Was fluent in German.

Personal Quotes (6)

[on the character of Waldemar Daninsky] Quite simply, it's me. The pity is I can't become a werewolf in true life. All too often I would like to. It's obvious that in the works of every man there is much of his true self. Like Waldemar, I too have been left aside and misunderstood. I have spent all my life swimming against the current.
The truth is I didn't create Waldemar Daninsky to make a series of films about him. I guess things just worked out that way.
Marginal characters have always held an appeal for me, the same kind of appeal you find with broken toys. I can readily identify with them; I've felt like a broken toy myself.

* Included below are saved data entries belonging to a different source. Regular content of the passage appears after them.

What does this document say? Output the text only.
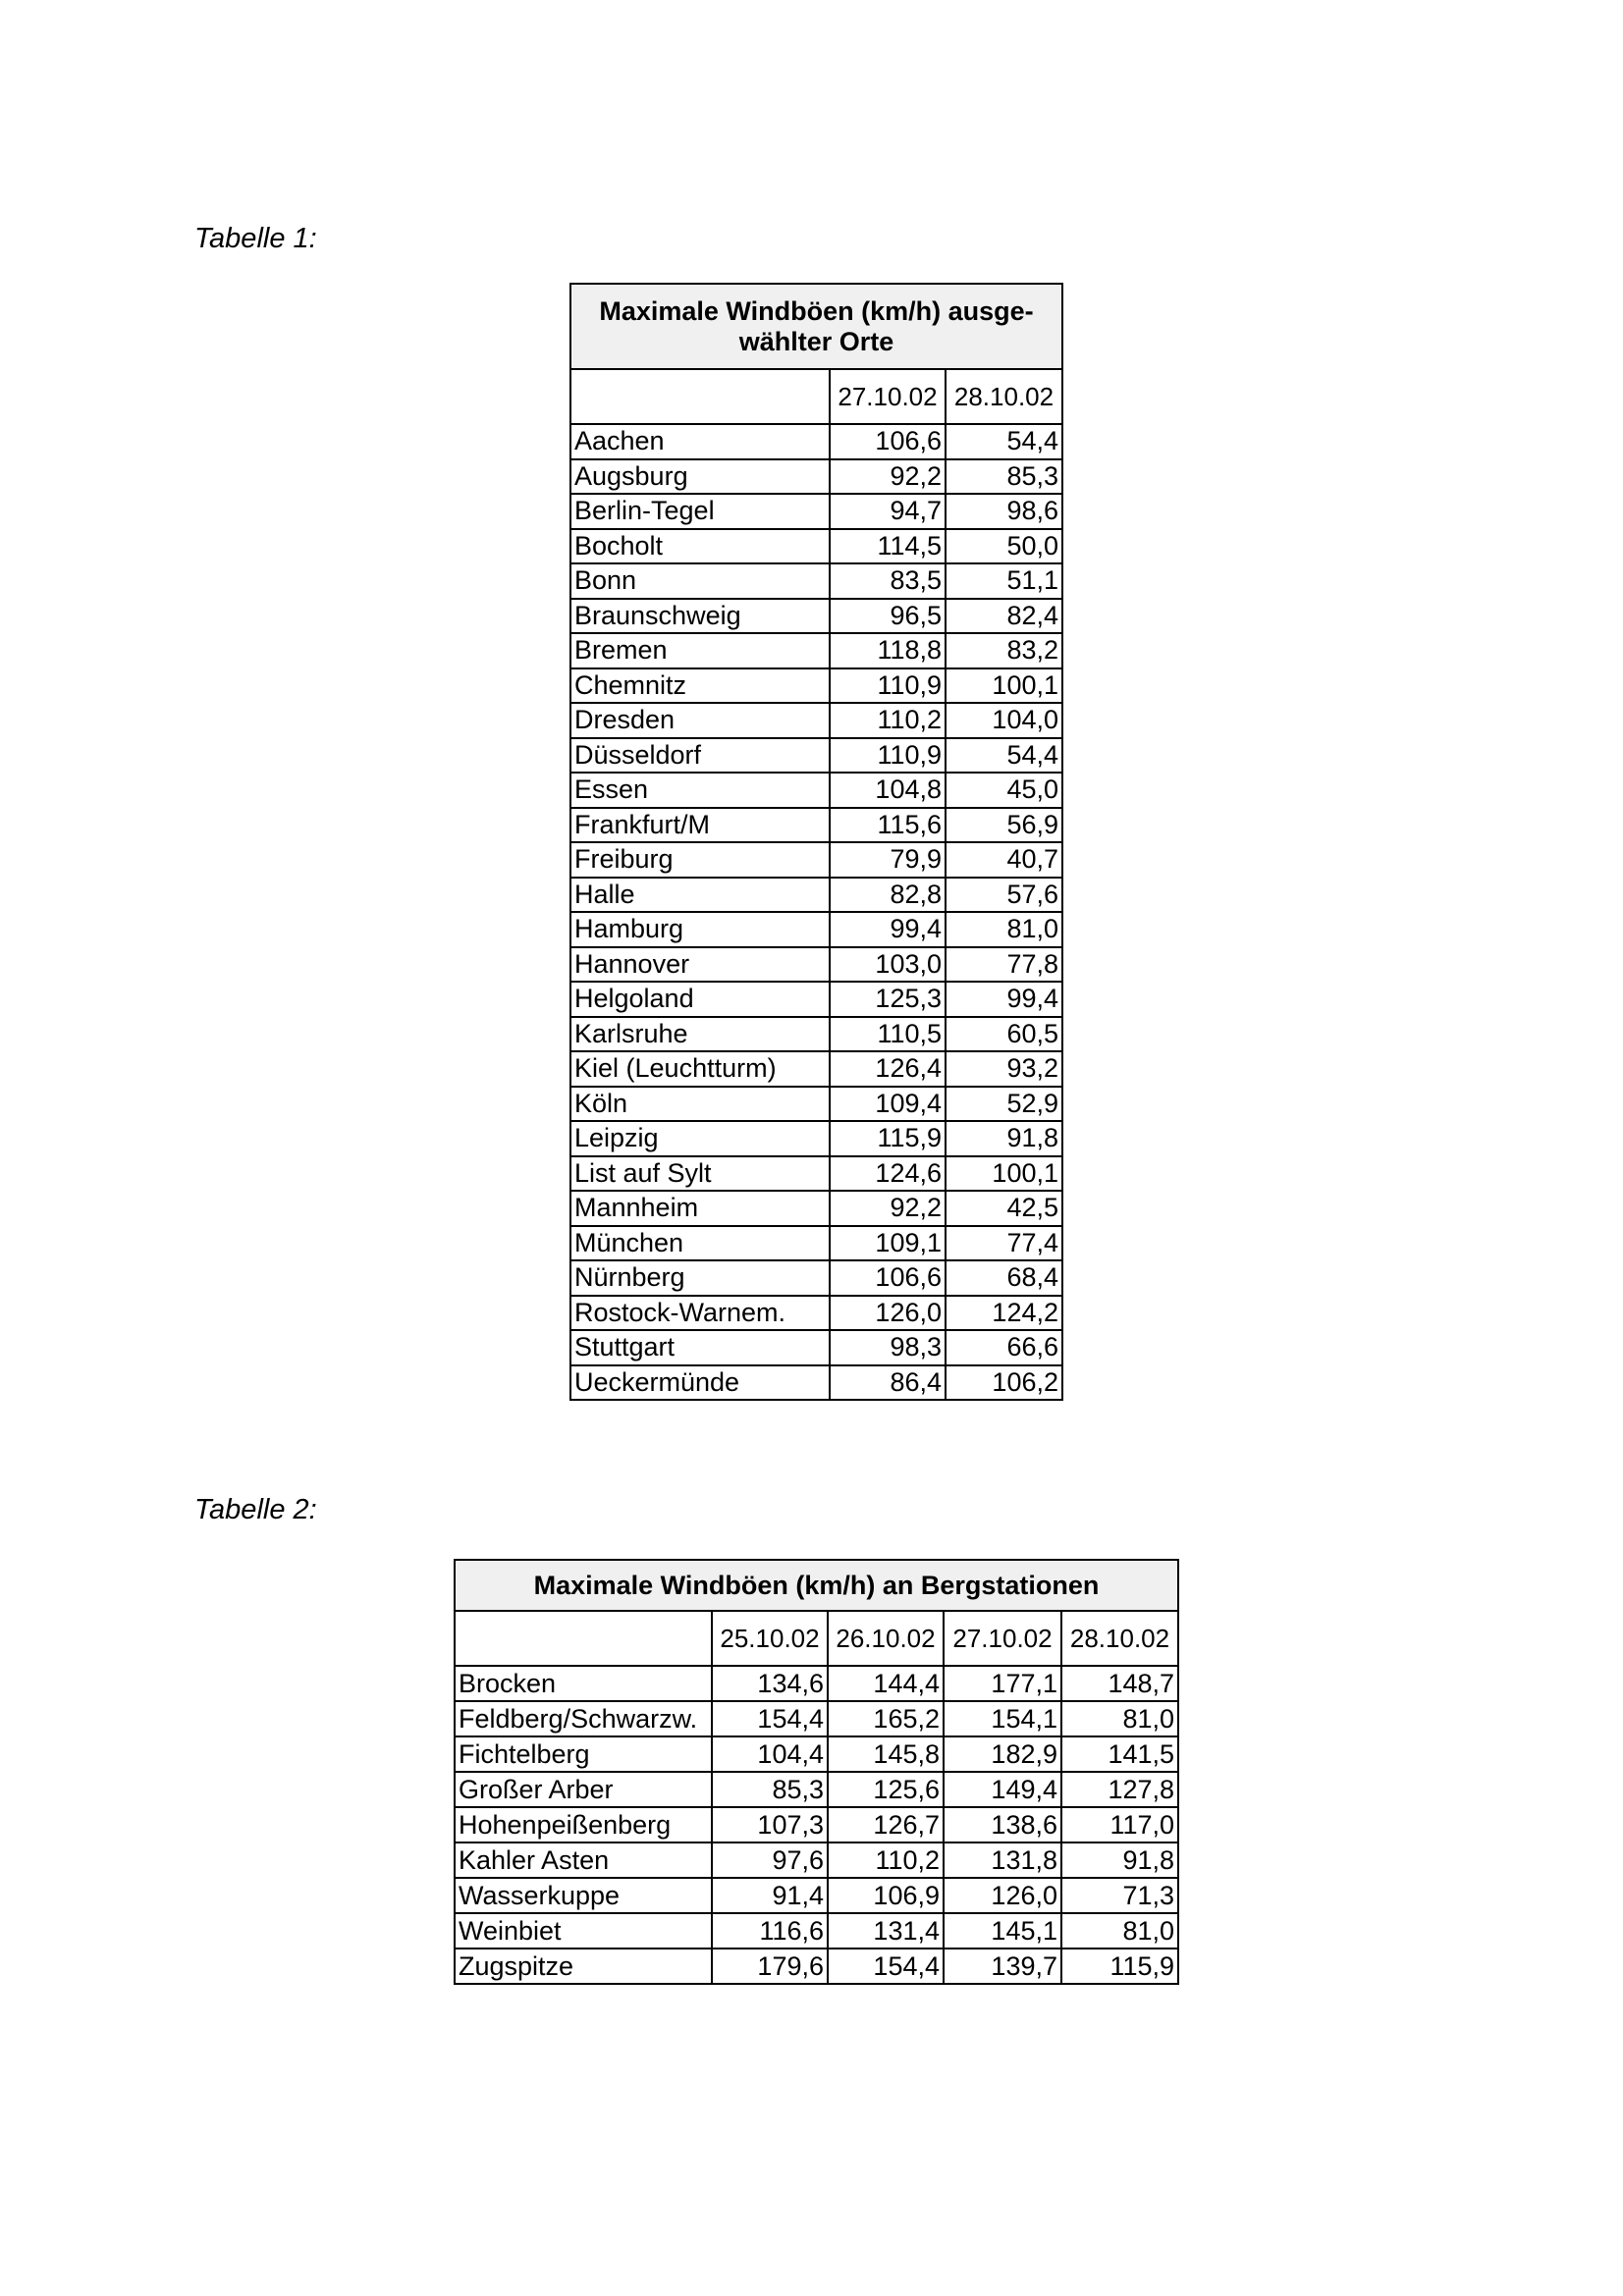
Tabelle 1:
Maximale Windböen (km/h) ausge-
wählter Orte		
	27.10.02	28.10.02
Aachen	106,6	54,4
Augsburg	92,2	85,3
Berlin-Tegel	94,7	98,6
Bocholt	114,5	50,0
Bonn	83,5	51,1
Braunschweig	96,5	82,4
Bremen	118,8	83,2
Chemnitz	110,9	100,1
Dresden	110,2	104,0
Düsseldorf	110,9	54,4
Essen	104,8	45,0
Frankfurt/M	115,6	56,9
Freiburg	79,9	40,7
Halle	82,8	57,6
Hamburg	99,4	81,0
Hannover	103,0	77,8
Helgoland	125,3	99,4
Karlsruhe	110,5	60,5
Kiel (Leuchtturm)	126,4	93,2
Köln	109,4	52,9
Leipzig	115,9	91,8
List auf Sylt	124,6	100,1
Mannheim	92,2	42,5
München	109,1	77,4
Nürnberg	106,6	68,4
Rostock-Warnem.	126,0	124,2
Stuttgart	98,3	66,6
Ueckermünde	86,4	106,2
Tabelle 2:
Maximale Windböen (km/h) an Bergstationen				
	25.10.02	26.10.02	27.10.02	28.10.02
Brocken	134,6	144,4	177,1	148,7
Feldberg/Schwarzw.	154,4	165,2	154,1	81,0
Fichtelberg	104,4	145,8	182,9	141,5
Großer Arber	85,3	125,6	149,4	127,8
Hohenpeißenberg	107,3	126,7	138,6	117,0
Kahler Asten	97,6	110,2	131,8	91,8
Wasserkuppe	91,4	106,9	126,0	71,3
Weinbiet	116,6	131,4	145,1	81,0
Zugspitze	179,6	154,4	139,7	115,9
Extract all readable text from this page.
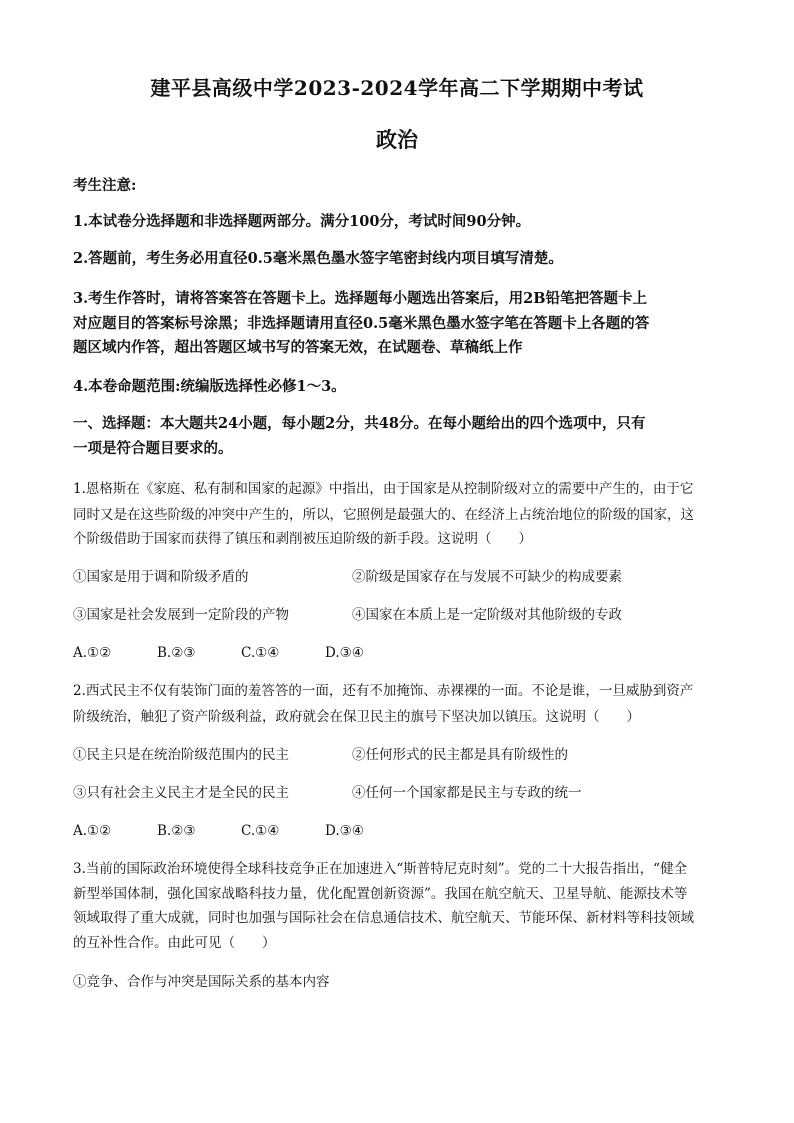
建平县高级中学2023-2024学年高二下学期期中考试
政治
考生注意:
1.本试卷分选择题和非选择题两部分。满分100分，考试时间90分钟。
2.答题前，考生务必用直径0.5毫米黑色墨水签字笔密封线内项目填写清楚。
3.考生作答时，请将答案答在答题卡上。选择题每小题选出答案后，用2B铅笔把答题卡上
对应题目的答案标号涂黑；非选择题请用直径0.5毫米黑色墨水签字笔在答题卡上各题的答
题区域内作答，超出答题区域书写的答案无效，在试题卷、草稿纸上作
4.本卷命题范围:统编版选择性必修1～3。
一、选择题：本大题共24小题，每小题2分，共48分。在每小题给出的四个选项中，只有
一项是符合题目要求的。
1.恩格斯在《家庭、私有制和国家的起源》中指出，由于国家是从控制阶级对立的需要中产生的，由于它
同时又是在这些阶级的冲突中产生的，所以，它照例是最强大的、在经济上占统治地位的阶级的国家，这
个阶级借助于国家而获得了镇压和剥削被压迫阶级的新手段。这说明（　　）
①国家是用于调和阶级矛盾的	②阶级是国家存在与发展不可缺少的构成要素
③国家是社会发展到一定阶段的产物	④国家在本质上是一定阶级对其他阶级的专政
A.①②	B.②③	C.①④	D.③④
2.西式民主不仅有装饰门面的羞答答的一面，还有不加掩饰、赤裸裸的一面。不论是谁，一旦威胁到资产
阶级统治，触犯了资产阶级利益，政府就会在保卫民主的旗号下坚决加以镇压。这说明（　　）
①民主只是在统治阶级范围内的民主	②任何形式的民主都是具有阶级性的
③只有社会主义民主才是全民的民主	④任何一个国家都是民主与专政的统一
A.①②	B.②③	C.①④	D.③④
3.当前的国际政治环境使得全球科技竞争正在加速进入“斯普特尼克时刻”。党的二十大报告指出，“健全
新型举国体制，强化国家战略科技力量，优化配置创新资源”。我国在航空航天、卫星导航、能源技术等
领域取得了重大成就，同时也加强与国际社会在信息通信技术、航空航天、节能环保、新材料等科技领域
的互补性合作。由此可见（　　）
①竞争、合作与冲突是国际关系的基本内容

Movies, even horror-fantasy movies, can carry real depth of meaning because through fantasy we can convey a deeper message than would appear possible at first sight.
My personality was forged by the war, by my exposure to religion, by a partially frustrated sexuality, by my family and social background, by the people I know, by love and by the ever present shadow of death. All this is reflected in my films as well.
The truth is that Naschy, like the dog in Goya's painting, always swam against the tide.